Why is Provident Trust Group listed as the owner of my asset?
As custodian, Provident Trust Group owns the assets in each account for the benefit of (FBO) your individual account. This means that Provident Trust Group executes all investment documents and all documents related to the sale of the asset. This titling also ensures that the IRS recognizes that you are not personally benefiting from the assets held in your account before retirement. This allows you to recognize any potential tax benefits for which you might be eligible.
Transfers & Rollovers
What is a transfer?
A transfer is a direct movement of assets, generally between two individual retirement accounts (IRAs) of the same type (i.e., traditional IRA to traditional IRA, Roth IRA to Roth IRA, etc.) from one financial institution to another in which the account owner does not take constructive receipt of the assets.
How is a transfer different from a rollover?
A transfer is a direct, nonreportable movement of assets, generally between two IRAs of the same type. A rollover is a reportable movement of assets between IRAs, between IRAs and eligible retirement plans, or between eligible retirement plans. Please note that as of 2015, the IRS has issued limitations on the number of IRA-to-IRA rollovers. Only one IRA-to-IRA rollover can be done per 12-month period. Please see IRA One Rollover Per Year Rule for additional information regarding this change.
What is the difference between a direct rollover and an indirect rollover?
A direct rollover is a direct movement of assets from an eligible retirement plan to an IRA or another eligible retirement plan, or from an IRA to an eligible retirement plan, in which the individual does not take constructive receipt of the assets. An indirect rollover is a distribution of IRA or eligible retirement plan assets to an individual (individual takes receipt of the assets) that within 60 days is rolled over to the same type of IRA or to another eligible retirement plan.
The amount sent to the new financial institution must be the same amount distributed from the old financial institution. This means that if funds were withheld for taxes, the amount withheld must be made up for by the client.
Funds must be sent to the new financial institution within 60 days of constructive receipt of the funds from the old financial institution.
How do I initiate a transfer to or out of Provident Trust Group?
Please visit our Manage my Account page for detailed instructions.
Where do I wire or mail funds?
Addresses and check formatting can be found here.
What is a prohibited transaction?
When using retirement funds to make an investment it is important for the account owner to understand the IRS rules and regulations to avoid engaging in a prohibited transaction with a disqualified person. A prohibited transaction is any improper use of the retirement account by the account owner, beneficiary, or any disqualified person.
You can read more about what would constitute a prohibited transaction for a specific asset investment on each one of our Investment Options pages.

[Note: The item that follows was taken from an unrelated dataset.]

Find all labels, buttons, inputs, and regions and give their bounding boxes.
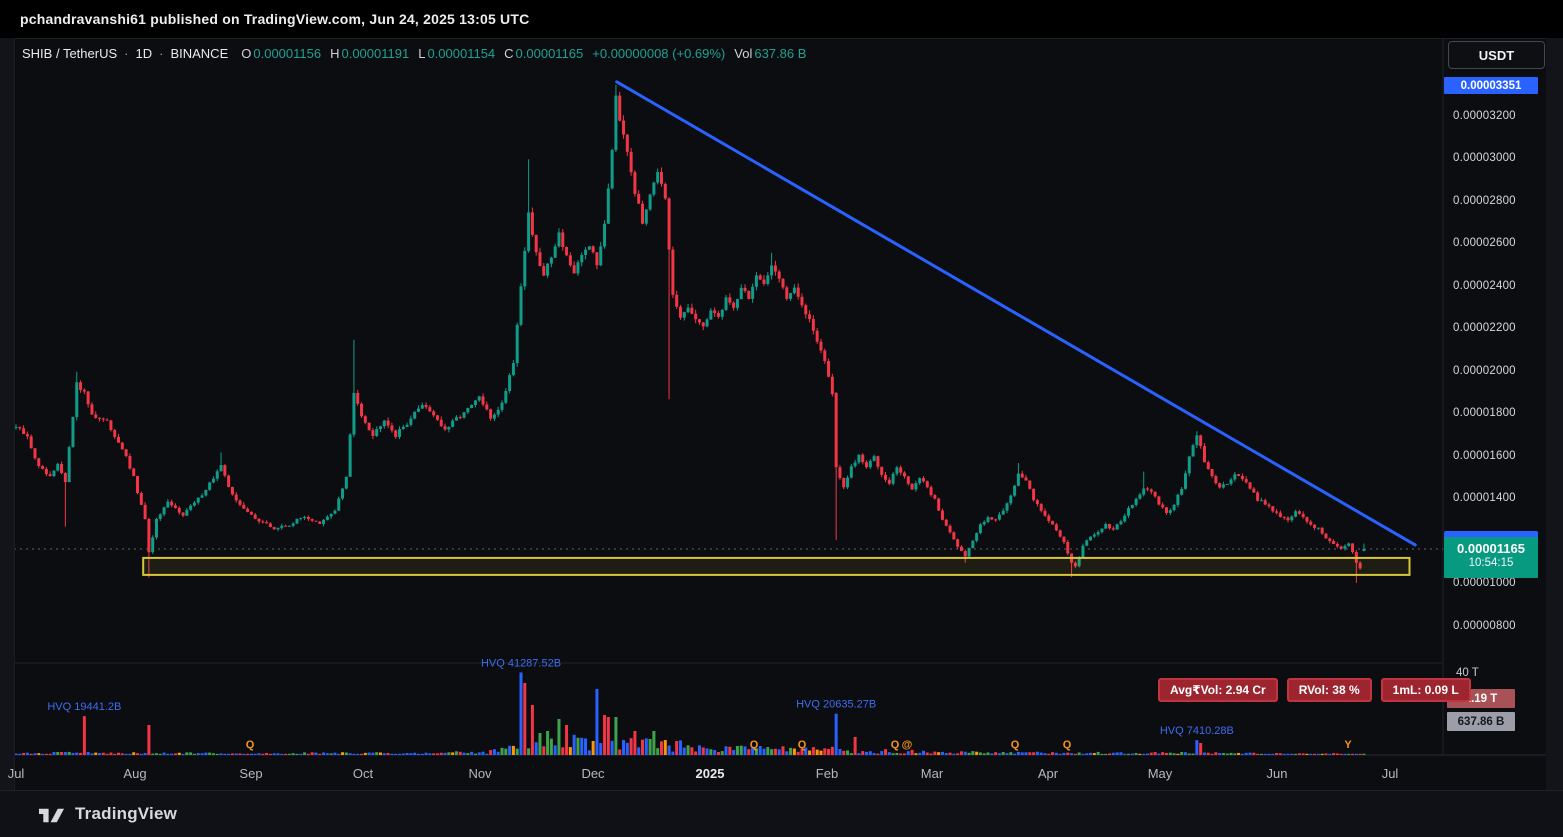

What is a disqualified person?
Generally, a “disqualified person” includes, but is not limited to:
- Your lineal ascendants and descendants
- The spouse of a lineal descendant
- Your spouse
- Any entity that is owned 50% or more by disqualified persons
- An entity that is controlled 50% or more by disqualified persons
What are the consequences of a prohibited transaction?
A prohibited transaction could lead to a complete distribution of the account as of January 1 of the year the transaction occurred with taxes and penalties incurred.
Can my qualified account invest in an entity that I or another disqualified person owns?
No. Your qualified account may not invest in an entity owned by a disqualified person as that could result in a prohibited transaction.
Can my account invest with other partners, including myself?
Yes, your IRA can invest with other partners and yourself individually. However, it is important to consult legal counsel in these situations to observe formalities and rules that may be associated with that investment.
What happens if the private stock I own becomes public?
If your qualified account at Provident Trust Group holds private stock that is going public, you need to find a custodian that can hold publicly traded stock and transfer the stock to an account there.